Earl Sweatshirt’s music has never really been happy, but he really takes things to the depths of darkness in “I Don’t Like Shit.” Long gone are the imaginative fantasies of Earl’s teenage days, they have been replaced now by real adult trauma. Growing up is apparent in the record’s production; the entire thing is self-produced by Earl under the moniker RandomBlackDude, save for the track “Off Top.” Still, he pays homage to his upbringing through his signature convoluted MF Doom-esque wordplay, collaborations with Vince Staples (see vintage clip below), and of course, rapping about skateboarding.
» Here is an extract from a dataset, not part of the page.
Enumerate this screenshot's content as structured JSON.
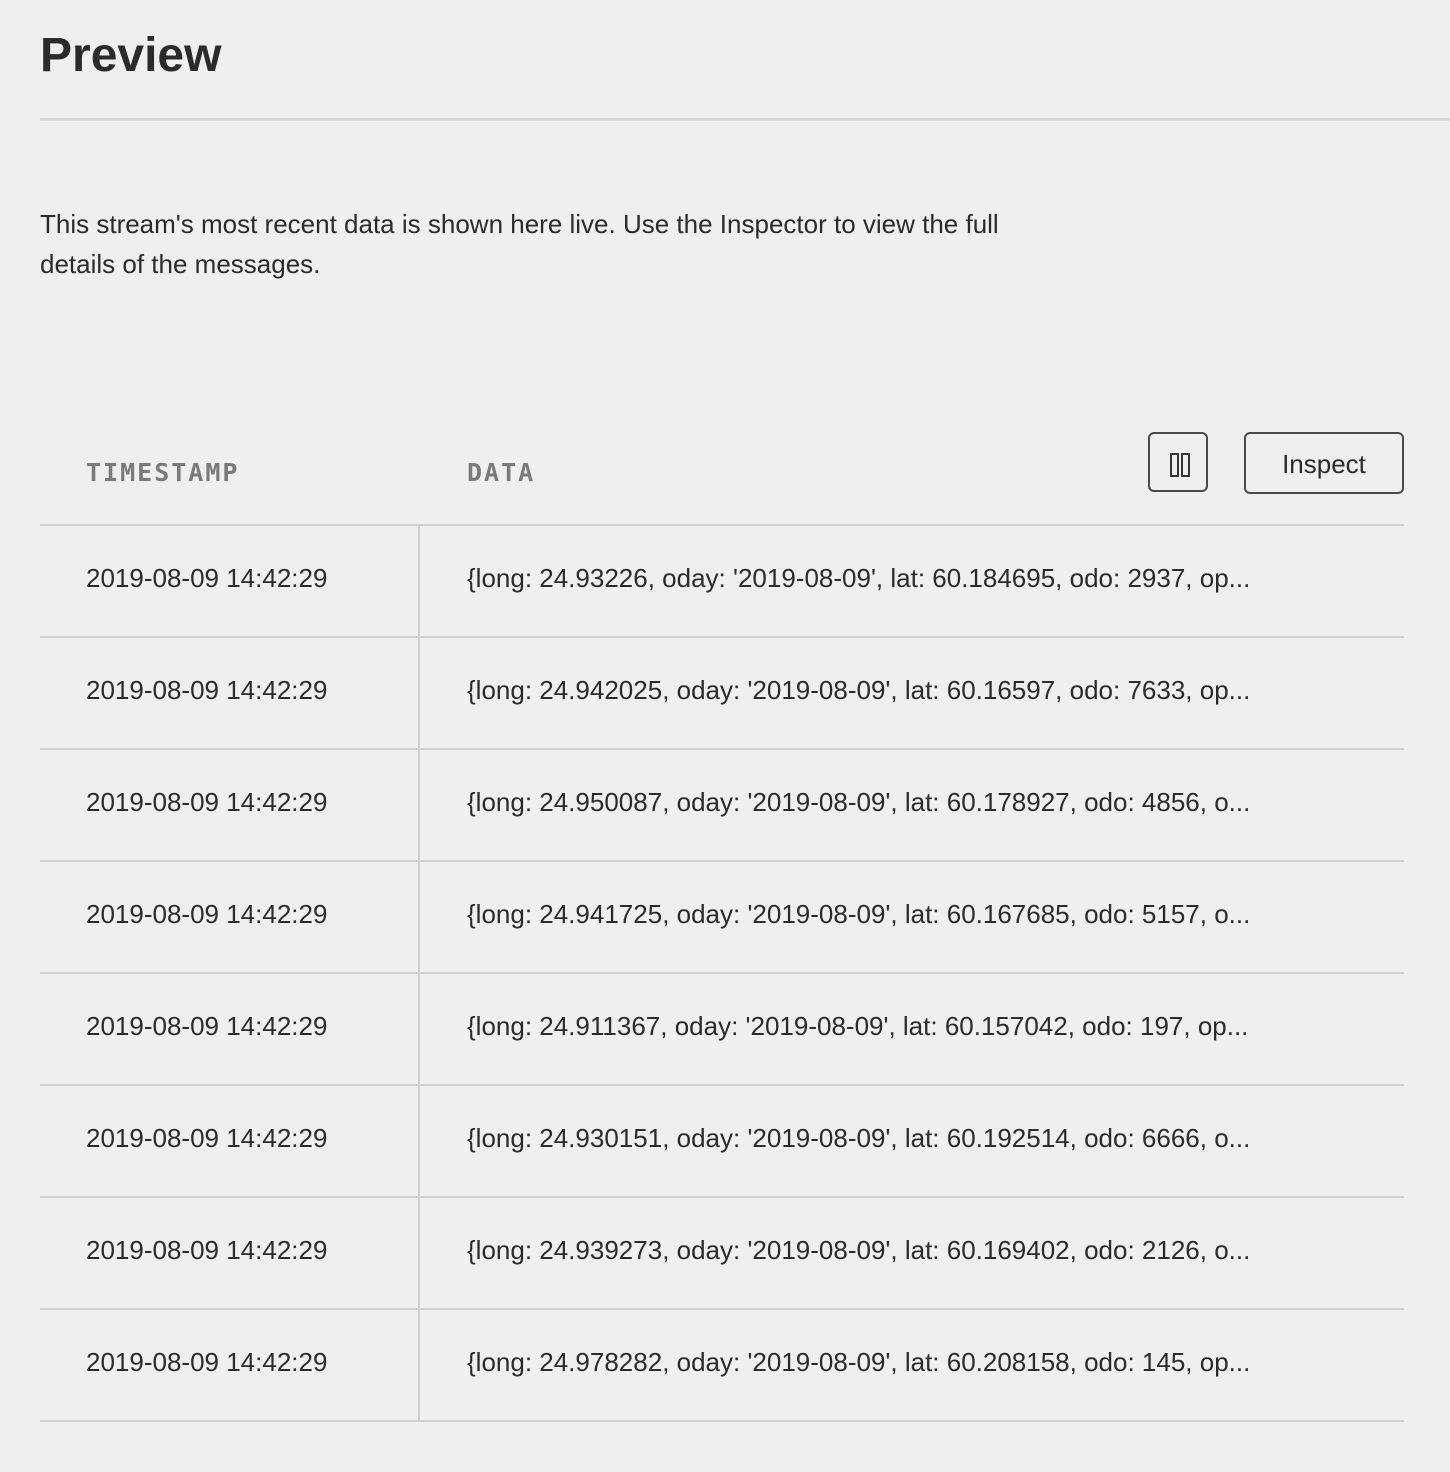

The meaning of the record is punctuated, for me, in the last line of “Grief.” “I just want my time and my mine intact, when they are both gone, you can’t buy them back.” Even though he’s in the depths of despair, like the rest of us in quarantine Earl wants to do anything he can just to stay sane. Making bad Tik Toks or playing Animal Crossing may have not been what he had in mine back then, but I’m sure he’d approve of our efforts. So, feel free to slink into your bed, pull the blinds down to block out the sun, and give this epic(ly depressing) record a re-listen. It’s not like you had anything better planned to do anyway.